In Comparative Example 5 in which the blending amount of the surfactant was below the lower limit of the appropriate range, the coating liquid agglomerated for a while after the preparation, and a coating film could not be formed. Moreover, in Comparative Example 6 in which the blending amount of the surfactant exceeded the upper limit of the appropriate range, the results showed that the coating film adhesion was inferior and the antistatic property (surface resistance value, peeling chargeability) was also very inferior. .
In Comparative Example 7 in which the surfactant used an anionic surfactant having only one hydrophobic end, the coating liquid was aggregated and a coating film could not be formed.
Further, in Comparative Example 8 in which the conductive layer (antistatic layer) and the release layer were separately stacked, the surface resistance value was very large, the peeling chargeability was lacking, and sufficient antistatic performance was obtained. There wasn't.
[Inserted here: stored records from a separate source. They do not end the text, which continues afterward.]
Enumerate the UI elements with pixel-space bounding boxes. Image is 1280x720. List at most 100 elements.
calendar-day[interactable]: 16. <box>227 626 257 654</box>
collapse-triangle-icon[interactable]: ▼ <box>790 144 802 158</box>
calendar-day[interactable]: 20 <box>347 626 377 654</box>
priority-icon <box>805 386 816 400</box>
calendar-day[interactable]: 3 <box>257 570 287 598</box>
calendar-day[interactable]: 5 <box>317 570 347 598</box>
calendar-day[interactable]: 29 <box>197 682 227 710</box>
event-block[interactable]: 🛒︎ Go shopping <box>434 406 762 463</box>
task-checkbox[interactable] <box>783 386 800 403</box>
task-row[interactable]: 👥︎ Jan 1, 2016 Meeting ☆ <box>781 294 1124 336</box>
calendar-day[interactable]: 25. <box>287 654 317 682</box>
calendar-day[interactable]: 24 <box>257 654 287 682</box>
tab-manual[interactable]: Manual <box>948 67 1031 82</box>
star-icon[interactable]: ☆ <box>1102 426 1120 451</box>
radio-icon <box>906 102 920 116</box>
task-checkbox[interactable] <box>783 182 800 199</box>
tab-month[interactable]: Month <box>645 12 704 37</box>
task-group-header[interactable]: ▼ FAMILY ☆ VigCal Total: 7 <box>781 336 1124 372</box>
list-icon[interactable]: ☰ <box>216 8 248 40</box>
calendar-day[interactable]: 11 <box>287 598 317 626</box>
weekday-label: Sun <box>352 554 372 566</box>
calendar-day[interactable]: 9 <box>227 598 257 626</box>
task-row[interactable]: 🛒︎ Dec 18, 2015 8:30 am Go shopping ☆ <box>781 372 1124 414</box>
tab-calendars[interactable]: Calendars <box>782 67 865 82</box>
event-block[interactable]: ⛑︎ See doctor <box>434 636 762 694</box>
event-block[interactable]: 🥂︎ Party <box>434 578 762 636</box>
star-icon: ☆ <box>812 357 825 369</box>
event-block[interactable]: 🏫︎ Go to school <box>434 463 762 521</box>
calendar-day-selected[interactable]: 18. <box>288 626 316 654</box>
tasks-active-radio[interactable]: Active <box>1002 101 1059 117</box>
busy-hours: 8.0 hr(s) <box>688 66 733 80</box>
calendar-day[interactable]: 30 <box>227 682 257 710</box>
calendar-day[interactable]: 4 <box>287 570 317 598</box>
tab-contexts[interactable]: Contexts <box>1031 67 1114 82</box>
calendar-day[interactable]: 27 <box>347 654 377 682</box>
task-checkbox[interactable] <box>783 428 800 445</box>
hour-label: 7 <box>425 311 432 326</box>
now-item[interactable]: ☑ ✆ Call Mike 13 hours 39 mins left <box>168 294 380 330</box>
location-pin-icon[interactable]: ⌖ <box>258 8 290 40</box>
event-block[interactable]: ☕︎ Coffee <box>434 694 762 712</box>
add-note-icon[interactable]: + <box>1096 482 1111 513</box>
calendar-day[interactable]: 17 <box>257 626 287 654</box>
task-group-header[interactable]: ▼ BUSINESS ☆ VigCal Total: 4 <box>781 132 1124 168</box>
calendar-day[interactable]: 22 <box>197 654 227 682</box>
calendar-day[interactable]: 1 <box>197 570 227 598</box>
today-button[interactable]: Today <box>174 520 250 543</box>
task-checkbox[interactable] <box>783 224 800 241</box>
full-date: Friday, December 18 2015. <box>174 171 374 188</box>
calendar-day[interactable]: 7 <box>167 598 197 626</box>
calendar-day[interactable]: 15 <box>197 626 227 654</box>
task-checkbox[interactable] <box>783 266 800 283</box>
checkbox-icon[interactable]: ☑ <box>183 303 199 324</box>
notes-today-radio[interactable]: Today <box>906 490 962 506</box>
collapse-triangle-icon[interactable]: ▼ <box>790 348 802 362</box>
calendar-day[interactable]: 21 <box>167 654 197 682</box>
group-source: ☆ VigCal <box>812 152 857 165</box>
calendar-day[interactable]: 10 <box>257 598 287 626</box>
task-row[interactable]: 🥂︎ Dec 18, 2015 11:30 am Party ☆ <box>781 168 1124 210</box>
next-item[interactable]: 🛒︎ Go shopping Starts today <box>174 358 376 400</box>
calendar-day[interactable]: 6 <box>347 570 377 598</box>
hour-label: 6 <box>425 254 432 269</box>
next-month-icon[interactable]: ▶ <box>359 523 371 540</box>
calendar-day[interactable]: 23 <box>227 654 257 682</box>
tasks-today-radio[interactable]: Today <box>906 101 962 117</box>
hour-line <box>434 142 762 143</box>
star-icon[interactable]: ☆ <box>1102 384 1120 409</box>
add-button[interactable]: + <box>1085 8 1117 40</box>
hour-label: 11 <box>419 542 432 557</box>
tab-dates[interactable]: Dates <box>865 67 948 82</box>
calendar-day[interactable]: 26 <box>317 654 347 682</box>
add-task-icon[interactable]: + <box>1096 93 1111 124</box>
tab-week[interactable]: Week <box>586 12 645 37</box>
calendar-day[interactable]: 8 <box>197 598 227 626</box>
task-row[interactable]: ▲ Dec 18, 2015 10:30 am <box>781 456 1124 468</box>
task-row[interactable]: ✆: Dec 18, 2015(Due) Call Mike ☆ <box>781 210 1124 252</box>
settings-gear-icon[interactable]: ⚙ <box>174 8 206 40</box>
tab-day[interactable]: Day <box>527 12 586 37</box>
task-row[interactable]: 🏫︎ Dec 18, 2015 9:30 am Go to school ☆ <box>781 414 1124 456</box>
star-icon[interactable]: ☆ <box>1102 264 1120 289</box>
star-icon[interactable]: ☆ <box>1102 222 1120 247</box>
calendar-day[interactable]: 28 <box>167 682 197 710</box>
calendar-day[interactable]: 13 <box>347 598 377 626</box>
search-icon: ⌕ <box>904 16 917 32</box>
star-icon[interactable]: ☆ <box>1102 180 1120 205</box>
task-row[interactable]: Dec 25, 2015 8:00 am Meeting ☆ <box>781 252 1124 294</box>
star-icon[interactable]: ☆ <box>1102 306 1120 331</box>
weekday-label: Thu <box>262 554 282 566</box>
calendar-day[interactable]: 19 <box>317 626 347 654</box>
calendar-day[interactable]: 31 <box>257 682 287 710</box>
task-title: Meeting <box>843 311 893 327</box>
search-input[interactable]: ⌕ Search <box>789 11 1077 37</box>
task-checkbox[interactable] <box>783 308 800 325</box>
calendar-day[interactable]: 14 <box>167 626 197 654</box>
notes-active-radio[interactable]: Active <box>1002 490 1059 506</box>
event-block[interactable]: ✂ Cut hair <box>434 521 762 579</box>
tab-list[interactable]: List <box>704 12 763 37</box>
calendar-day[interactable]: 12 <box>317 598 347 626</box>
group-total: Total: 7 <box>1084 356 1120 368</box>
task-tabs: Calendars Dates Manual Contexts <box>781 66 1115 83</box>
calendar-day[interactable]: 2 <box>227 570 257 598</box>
As described above, the coating film prepared from the coating solution comprising a polypyrrole dispersion containing a surfactant, a release agent and a resin binder is excellent in antistatic property and peelability from any evaluation of surface resistance value and peeling chargeability. It was also shown that this is a layer having excellent adhesion and durability.
Moreover, the release film which has antistatic property was realizable by forming this coating film on a base film.

Claims (2)

A release film provided with an antistatic agent release layer containing an antistatic agent, a surfactant soluble in an organic solvent, a release agent and a resin binder on at least one side of a base film,
The antistatic agent comprises pyrrole and / or polymer fine particles of a pyrrole derivative,
The surfactant is an anionic surfactant having a plurality of hydrophobic ends;
The release agent is at least one selected from a silicon compound, a fluorine compound, a long chain alkyl group-containing polymer having 10 or more carbon atoms, a fatty acid amide compound, or a polyethylene wax.
The antistatic agent, the surfactant and the resin binder are contained in a ratio of 1 part by mass: 0.6 to 3.0 parts by mass: 10 to 50 parts by mass as a solid content. Preventive release film. In the manufacturing method of the antistatic release film of Claim 1,
A step of preparing a coating liquid by adding an antistatic agent, a surfactant soluble in an organic solvent, a release agent and a resin binder to the organic solvent, and applying the coating liquid to at least one side of the base film And a method for producing a release film comprising a step of forming an antistatic release layer by drying.